8. Justin Townes Earle: Nothing’s Gonna Change The Way You Feel About Me Now
Well this one was not a surprise. I think the past three Justin Townes Earle albums have all reached my end of the year list. I don’t think I ever wrote about this to the blog before this. Mostly because people already know the guy and my silly ramblings won’t make a difference. Excellent album nevertheless. Memphis sound meets folk troubadour. So damn enjoyable. This one is Memphis in the Rain.
7. Andrew Combs: Worried Man
This one was the latest album of the month and it’s indeed worthy of that title. Andrew Combs might not invent anything new, but he sure is creating wonderful country songs. If you are into 70s country troubadours, give Andrew Combs a chance, because this man is creating something similar and he sure can sing. You could pretty much post any of the songs, because are all great. Let’s go with Take it From Me this time around.
6. John K. Samson: Provincial
The only bad thing about The Weakerthans frontman John K. Samson solo full-lenght was that I already knew half of the songs from his earlier EPs. The excitement levels would have risen even higher, if there had been 12 completely new John K. Samson compositions. But obviously the songs were way too brilliant to be left on EPs that only the biggest fans had acquired and the songs were also part of the provincial concept. One of the great modern songwriters and this album is just as great as The Weakerthans albums. This one is titled When I Write My Master’s Thesis.
5. Joe Pug: The Great Despiser
Regular readers are well aware that I’ve become a huge Joe Pug fan during the last few years. One of the best folk singer-songwriters at the moment and the new album The Great Despiser is obviously wonderful. There’s a couple of songs that doesn’t seem to be anything special. Well at least on Joe’s standards and that’s why this is not a contender for the album of the year award. Marvellous album nevertheless. This is one of the many highlights, Hymn #76.
4. Paul Otteson: Robin Red
This has been one of my biggest addictions this year. I’ve listened to Robin Red for hours in a row and enjoyed every second. Robin Red is fragile and oh so very beautiful. Paul Otteson might not be the most well-known folk troubadour out there, but he sure did create such a magical record that most household names would struggle to get even close to the same level. This one is my own favourite, One Heart To Prove.
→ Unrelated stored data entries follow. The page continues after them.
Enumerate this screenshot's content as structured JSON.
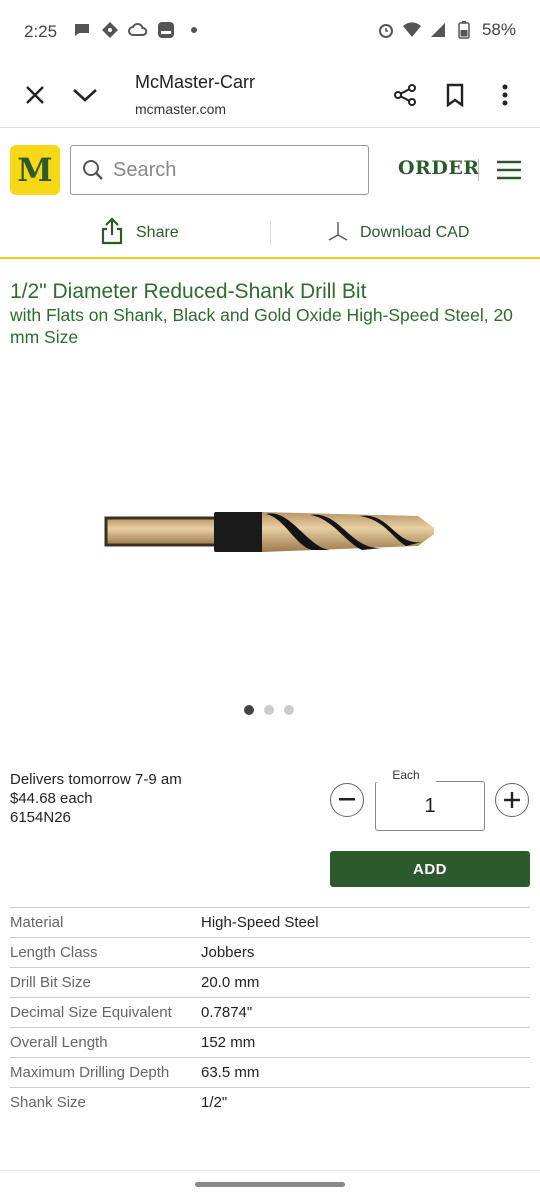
{
  "status_bar": {
    "time": "2:25",
    "battery": "58%"
  },
  "browser": {
    "title": "McMaster-Carr",
    "url": "mcmaster.com"
  },
  "header": {
    "logo_letter": "M",
    "search_placeholder": "Search",
    "order_label": "ORDER"
  },
  "actions": {
    "share_label": "Share",
    "cad_label": "Download CAD"
  },
  "product": {
    "title": "1/2\" Diameter Reduced-Shank Drill Bit",
    "subtitle": "with Flats on Shank, Black and Gold Oxide High-Speed Steel, 20 mm Size",
    "delivery": "Delivers tomorrow 7-9 am",
    "price": "$44.68 each",
    "part_number": "6154N26",
    "quantity_label": "Each",
    "quantity": "1",
    "add_label": "ADD",
    "image_count": 3,
    "active_image": 1
  },
  "specs": [
    {
      "label": "Material",
      "value": "High-Speed Steel"
    },
    {
      "label": "Length Class",
      "value": "Jobbers"
    },
    {
      "label": "Drill Bit Size",
      "value": "20.0 mm"
    },
    {
      "label": "Decimal Size Equivalent",
      "value": "0.7874\""
    },
    {
      "label": "Overall Length",
      "value": "152 mm"
    },
    {
      "label": "Maximum Drilling Depth",
      "value": "63.5 mm"
    },
    {
      "label": "Shank Size",
      "value": "1/2\""
    }
  ],
  "colors": {
    "brand_green": "#2c5a2c",
    "brand_yellow": "#f7d817",
    "title_green": "#2f6b2f"
  }
}
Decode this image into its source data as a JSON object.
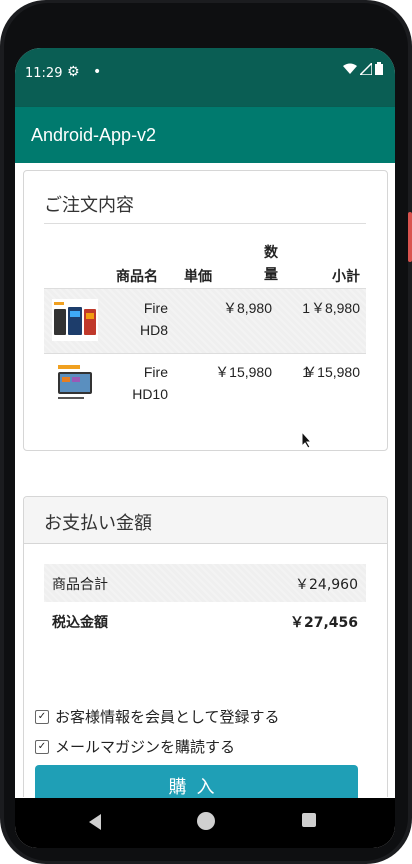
{
  "status_bar": {
    "time": "11:29",
    "icons": [
      "gear-icon",
      "dot-icon",
      "wifi-icon",
      "signal-icon",
      "battery-icon"
    ]
  },
  "app_bar": {
    "title": "Android-App-v2"
  },
  "order": {
    "title": "ご注文内容",
    "headers": {
      "name": "商品名",
      "price": "単価",
      "qty": "数量",
      "subtotal": "小計"
    },
    "rows": [
      {
        "name_line1": "Fire",
        "name_line2": "HD8",
        "price": "￥8,980",
        "qty": "1",
        "subtotal": "￥8,980"
      },
      {
        "name_line1": "Fire",
        "name_line2": "HD10",
        "price": "￥15,980",
        "qty": "1",
        "subtotal": "￥15,980"
      }
    ]
  },
  "payment": {
    "title": "お支払い金額",
    "items_total_label": "商品合計",
    "items_total_value": "￥24,960",
    "tax_total_label": "税込金額",
    "tax_total_value": "￥27,456"
  },
  "options": {
    "register_member_label": "お客様情報を会員として登録する",
    "register_member_checked": true,
    "newsletter_label": "メールマガジンを購読する",
    "newsletter_checked": true
  },
  "purchase_button": {
    "label": "購入"
  },
  "colors": {
    "status_bar": "#0a5e54",
    "app_bar": "#007a6e",
    "button": "#1f9fb6"
  }
}
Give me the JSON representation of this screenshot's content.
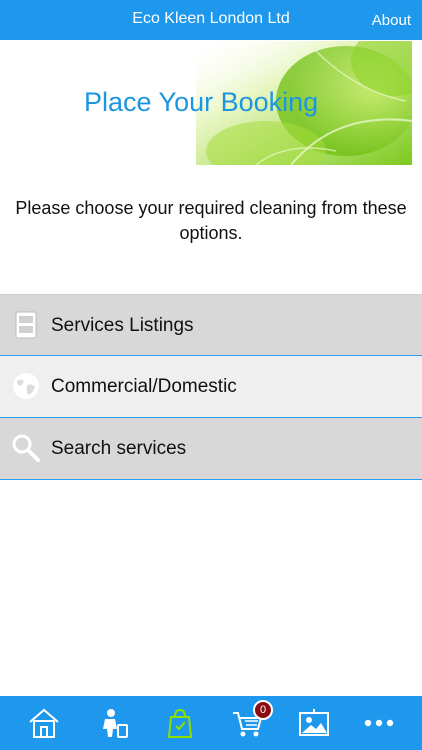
{
  "header": {
    "title": "Eco Kleen London Ltd",
    "about_label": "About"
  },
  "banner": {
    "title": "Place Your Booking"
  },
  "intro": {
    "text": "Please choose your required cleaning from these options."
  },
  "menu": {
    "items": [
      {
        "label": "Services Listings",
        "icon": "list-icon"
      },
      {
        "label": "Commercial/Domestic",
        "icon": "globe-icon"
      },
      {
        "label": "Search services",
        "icon": "search-icon"
      }
    ]
  },
  "tabbar": {
    "tabs": [
      {
        "icon": "home-icon"
      },
      {
        "icon": "cleaner-icon"
      },
      {
        "icon": "shopping-bag-icon"
      },
      {
        "icon": "cart-icon"
      },
      {
        "icon": "gallery-icon"
      },
      {
        "icon": "more-icon"
      }
    ],
    "cart_count": "0"
  },
  "colors": {
    "accent": "#1e98ec",
    "badge": "#8b0d12",
    "active_tab": "#8be000"
  }
}
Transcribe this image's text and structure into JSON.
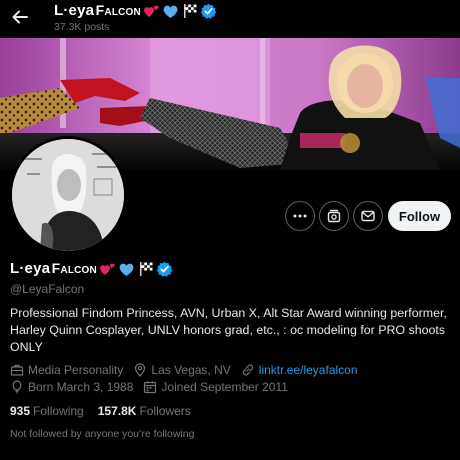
{
  "header": {
    "name": "L·eya",
    "name_caps": "Falcon",
    "posts": "37.3K posts"
  },
  "icons": {
    "back": "arrow-left-icon",
    "name_emojis": [
      "two-hearts-icon",
      "blue-heart-icon",
      "checkered-flag-icon"
    ],
    "verified": "verified-badge-icon",
    "more": "more-icon",
    "subscribe": "subscribe-icon",
    "message": "message-icon",
    "work": "briefcase-icon",
    "location": "location-pin-icon",
    "link": "link-icon",
    "birthday": "balloon-icon",
    "joined": "calendar-icon"
  },
  "actions": {
    "follow_label": "Follow"
  },
  "profile": {
    "name": "L·eya",
    "name_caps": "Falcon",
    "handle": "@LeyaFalcon",
    "bio": "Professional Findom Princess, AVN, Urban X, Alt Star Award winning performer, Harley Quinn Cosplayer, UNLV honors grad, etc., : oc modeling for PRO shoots ONLY",
    "category": "Media Personality",
    "location": "Las Vegas, NV",
    "link": "linktr.ee/leyafalcon",
    "born": "Born March 3, 1988",
    "joined": "Joined September 2011",
    "following_count": "935",
    "following_label": "Following",
    "followers_count": "157.8K",
    "followers_label": "Followers",
    "followed_by": "Not followed by anyone you’re following"
  },
  "colors": {
    "background": "#000000",
    "accent": "#1d9bf0",
    "muted": "#71767b",
    "banner_pink": "#c76fc4"
  }
}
3. I Was a King: You Love It Here
A stunning album. Norwegian I Was A King created a world class pop album with the help of Norman Blake and Robyn Hitchcock. Pop music just doesn’t get much better than this nowadays and it just feels so good to listen to this. You Love It Here is full of amazing pop songs. Almost every song could (and should) be a hit single. This is the opener Frozen Disease.
2. Barna Howard: Barna Howard
Moving on to the second place and not so surprisingly, there’s another folk singer-songwriter. Although Barna Howard is definitely not just another folk singer-songwriter. This man is a major talent and it’s almost criminal that he is still pretty unknown. I’ll try to do my small part in spreading the gospel (thanks to April/Common Folk Music, who introduced Barna to me). Such a great songwriter, such a great singer. Watch this video below and you’ll understand what I mean. It contains three songs from his self-titled album Promise, I Won’t Laugh, Song For Joe and Timber, Nails and Tears.
1. Ken Stringfellow: Danzig In The Moonlight
And the album of the year award goes to Danzig In The Moonlight by Ken Stringfellow. Of course that’s pretty obvious choice, because Ken Stringfellow and Jon Auer are my all-time favourite songwriters/performers. Still I’ve tried to be objective and honest during the years and all Posies-related releases have not come on top of my year-end lists, if I didn’t really think they were worthy of that spot. This time Ken Stringfellow released such a masterpiece that you didn’t need to think twice which was the best album of the year. Danzig in The Moonlight is an ambitious album, but somehow Ken managed to keep it cohesive. A lot of different styles, but almost everything works perfectly. And then there’s the last song You’re A Sign. A future classic and easily the best song of the year 2012. This is not You’re a Sign (because I couldn’t find it). This is Superwise.